Govert Dircksz Camphuysen or also spelled Govaert Camphuijsen (born at Dokkum in 1624, and died in Amsterdam in 1672) was an animal painter, whose style was influenced by Paulus Potter.

When his father, Dirck Rafaelsz Camphuysen died in 1627, his mother moved with the children to Amsterdam. Camphuyzen lived in the Jordaan. In 1643 he painted portraits. He married in 1647 and left the city around 1650, not long after he became a poorter. By that time he was living in Kalverstraat and may have faced financial trouble.
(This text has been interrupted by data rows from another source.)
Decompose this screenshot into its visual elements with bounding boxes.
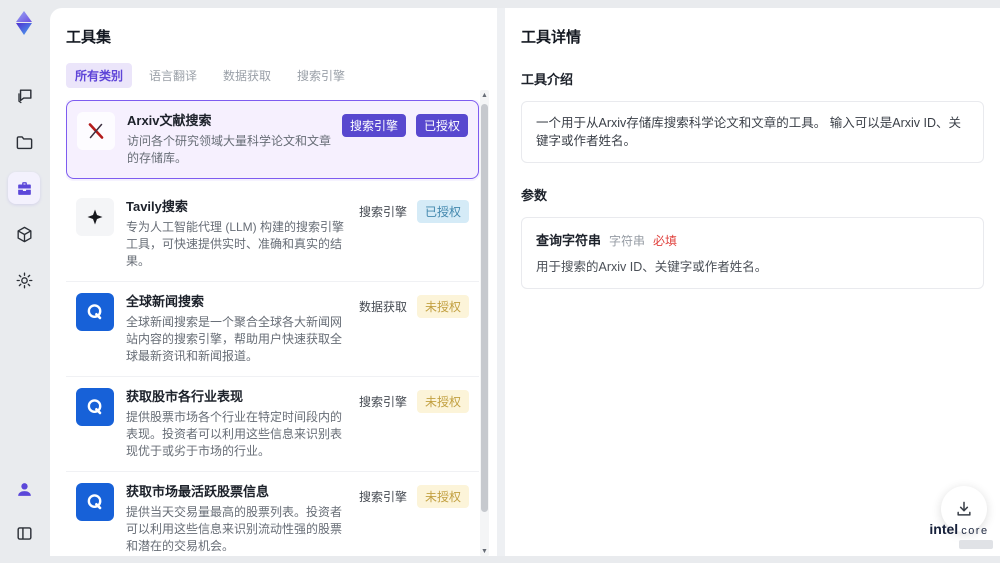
panel-divider xyxy=(497,8,505,556)
app-logo gem-logo-icon[interactable] xyxy=(10,9,38,37)
category-tab-1[interactable]: 语言翻译 xyxy=(140,63,206,88)
toolbox-icon rail-item-tools[interactable] xyxy=(8,172,40,204)
tool-list-item[interactable]: Arxiv文献搜索 访问各个研究领域大量科学论文和文章的存储库。 搜索引擎 已授… xyxy=(66,100,479,179)
tool-description: 访问各个研究领域大量科学论文和文章的存储库。 xyxy=(127,134,332,165)
intro-text: 一个用于从Arxiv存储库搜索科学论文和文章的工具。 输入可以是Arxiv ID… xyxy=(536,116,962,148)
tool-tags: 搜索引擎 已授权 xyxy=(341,114,468,137)
star-icon xyxy=(87,209,103,225)
rail-nav xyxy=(0,80,48,296)
settings-gear-icon[interactable] xyxy=(8,264,40,296)
tool-icon xyxy=(76,483,114,521)
tool-list-item[interactable]: 全球新闻搜索 全球新闻搜索是一个聚合全球各大新闻网站内容的搜索引擎，帮助用户快速… xyxy=(66,282,479,377)
rail-bottom xyxy=(0,473,48,549)
param-type: 字符串 xyxy=(609,234,646,248)
tool-tags: 搜索引擎 未授权 xyxy=(359,390,469,413)
tool-info: 全球新闻搜索 全球新闻搜索是一个聚合全球各大新闻网站内容的搜索引擎，帮助用户快速… xyxy=(126,293,359,365)
app-rail xyxy=(0,0,48,563)
intro-heading: 工具介绍 xyxy=(521,72,574,87)
tool-name: 获取股市各行业表现 xyxy=(126,389,244,404)
tool-info: Arxiv文献搜索 访问各个研究领域大量科学论文和文章的存储库。 xyxy=(127,112,342,167)
intel-sub-badge xyxy=(959,540,993,549)
param-required-badge: 必填 xyxy=(653,234,678,248)
tool-icon xyxy=(76,293,114,331)
tool-description: 提供股票市场各个行业在特定时间段内的表现。投资者可以利用这些信息来识别表现优于或… xyxy=(126,410,343,458)
tool-name: Tavily搜索 xyxy=(126,199,188,214)
param-header: 查询字符串 字符串 必填 xyxy=(536,230,969,249)
tool-list-item[interactable]: 获取股市各行业表现 提供股票市场各个行业在特定时间段内的表现。投资者可以利用这些… xyxy=(66,377,479,472)
panel-toggle-icon[interactable] xyxy=(8,517,40,549)
tool-tags: 数据获取 未授权 xyxy=(359,295,469,318)
detail-title: 工具详情 xyxy=(521,29,582,46)
param-box: 查询字符串 字符串 必填 用于搜索的Arxiv ID、关键字或作者姓名。 xyxy=(521,217,984,289)
tool-description: 提供当天交易量最高的股票列表。投资者可以利用这些信息来识别流动性强的股票和潜在的… xyxy=(126,505,343,552)
tool-list: Arxiv文献搜索 访问各个研究领域大量科学论文和文章的存储库。 搜索引擎 已授… xyxy=(66,100,497,552)
tools-section: 工具集 所有类别 语言翻译 数据获取 搜索引擎 Arxiv文献搜索 访问各个研究… xyxy=(50,8,497,556)
tool-name: Arxiv文献搜索 xyxy=(127,113,212,128)
category-tab-2[interactable]: 数据获取 xyxy=(214,63,280,88)
category-tab-3[interactable]: 搜索引擎 xyxy=(288,63,354,88)
tool-auth-badge: 未授权 xyxy=(416,485,469,508)
tool-icon xyxy=(77,112,115,150)
tool-category-badge: 搜索引擎 xyxy=(341,114,406,137)
page-title: 工具集 xyxy=(66,29,112,46)
tool-icon xyxy=(76,388,114,426)
user-icon[interactable] xyxy=(8,473,40,505)
tool-auth-badge: 未授权 xyxy=(416,295,469,318)
tool-info: Tavily搜索 专为人工智能代理 (LLM) 构建的搜索引擎工具，可快速提供实… xyxy=(126,198,359,270)
tool-list-item[interactable]: 获取市场最活跃股票信息 提供当天交易量最高的股票列表。投资者可以利用这些信息来识… xyxy=(66,472,479,552)
tool-name: 全球新闻搜索 xyxy=(126,294,205,309)
tool-category-badge: 搜索引擎 xyxy=(358,490,407,504)
tool-tags: 搜索引擎 已授权 xyxy=(359,200,469,223)
intel-core-logo: intel core xyxy=(925,521,993,549)
tool-detail-section: 工具详情 工具介绍 一个用于从Arxiv存储库搜索科学论文和文章的工具。 输入可… xyxy=(505,8,1000,556)
tool-category-badge: 搜索引擎 xyxy=(358,395,407,409)
param-name: 查询字符串 xyxy=(536,233,602,248)
tool-list-item[interactable]: Tavily搜索 专为人工智能代理 (LLM) 构建的搜索引擎工具，可快速提供实… xyxy=(66,187,479,282)
tool-category-badge: 数据获取 xyxy=(358,300,407,314)
intro-box: 一个用于从Arxiv存储库搜索科学论文和文章的工具。 输入可以是Arxiv ID… xyxy=(521,101,984,163)
scroll-down-icon[interactable]: ▼ xyxy=(480,546,489,556)
q-logo-icon xyxy=(87,304,102,320)
tool-info: 获取市场最活跃股票信息 提供当天交易量最高的股票列表。投资者可以利用这些信息来识… xyxy=(126,483,359,552)
category-tab-0[interactable]: 所有类别 xyxy=(66,63,133,88)
category-tabs: 所有类别 语言翻译 数据获取 搜索引擎 xyxy=(66,63,497,88)
tool-name: 获取市场最活跃股票信息 xyxy=(126,484,270,499)
tool-tags: 搜索引擎 未授权 xyxy=(359,485,469,508)
intel-wordmark: intel xyxy=(929,521,959,537)
param-desc: 用于搜索的Arxiv ID、关键字或作者姓名。 xyxy=(536,260,768,274)
tool-info: 获取股市各行业表现 提供股票市场各个行业在特定时间段内的表现。投资者可以利用这些… xyxy=(126,388,359,460)
tool-description: 全球新闻搜索是一个聚合全球各大新闻网站内容的搜索引擎，帮助用户快速获取全球最新资… xyxy=(126,315,343,363)
scrollbar-thumb[interactable] xyxy=(481,104,488,512)
tool-description: 专为人工智能代理 (LLM) 构建的搜索引擎工具，可快速提供实时、准确和真实的结… xyxy=(126,220,345,268)
q-logo-icon xyxy=(87,399,102,415)
core-wordmark: core xyxy=(961,525,989,537)
tool-auth-badge: 已授权 xyxy=(415,114,468,137)
folder-icon[interactable] xyxy=(8,126,40,158)
tool-category-badge: 搜索引擎 xyxy=(358,205,407,219)
cube-icon[interactable] xyxy=(8,218,40,250)
chat-icon[interactable] xyxy=(8,80,40,112)
tool-auth-badge: 未授权 xyxy=(416,390,469,413)
params-heading: 参数 xyxy=(521,188,548,203)
scrollbar[interactable]: ▲ ▼ xyxy=(480,90,489,556)
tool-icon xyxy=(76,198,114,236)
main-panel: 工具集 所有类别 语言翻译 数据获取 搜索引擎 Arxiv文献搜索 访问各个研究… xyxy=(50,8,1000,556)
tool-auth-badge: 已授权 xyxy=(416,200,469,223)
scroll-up-icon[interactable]: ▲ xyxy=(480,90,489,100)
q-logo-icon xyxy=(87,494,102,510)
arxiv-logo-icon xyxy=(88,123,104,139)
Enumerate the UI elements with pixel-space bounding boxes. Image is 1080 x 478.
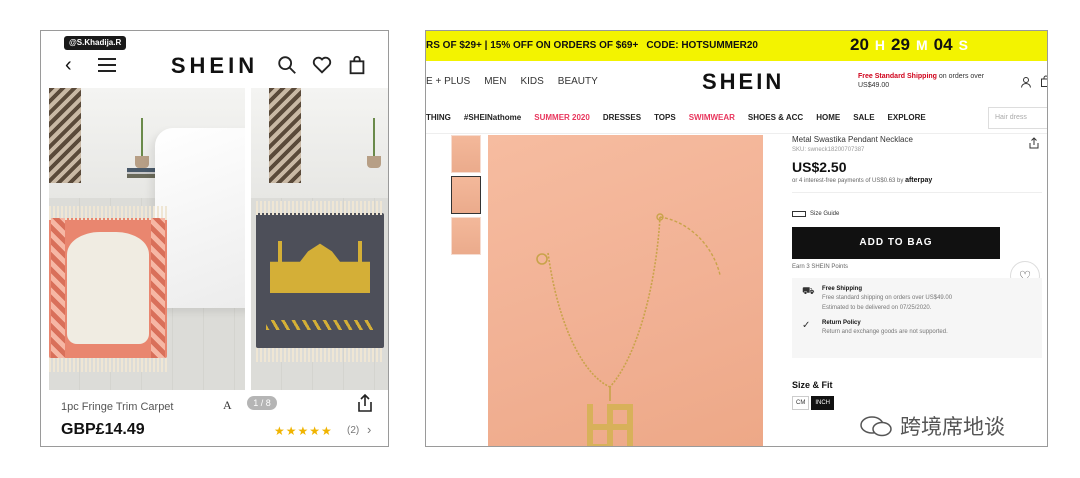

He portrayed queen Hedvig Eleonora in Stockholm, but Camphuyzen is most famous for his stables, with farmers and farmers' wives.

A painting in the Dulwich Gallery of Peasants with cows before a cottage, with a forged signature of Paulus Potter, is attributed to Camphuysen; in the Rotterdam Museum is a picture of Peasants before an Inn, signed G. Camphuijsen; the Brussels Gallery has an 'Interior of a Farm,' signed with his name and dated 1650; and a painting of 'Peasants and Cattle before an Inn' in the Cassel Gallery is also attributed to him. In the Hermitage, St. Petersburg, are two Interiors of Cow-sheds, both bearing his signature.

Govaert Camphuysen's works are scarce; probably some of them are known as paintings by Paulus Potter; and others are attributed to his father, Dirk Raphaelsz. He was buried on 4 July 1672 from his house on Lastage.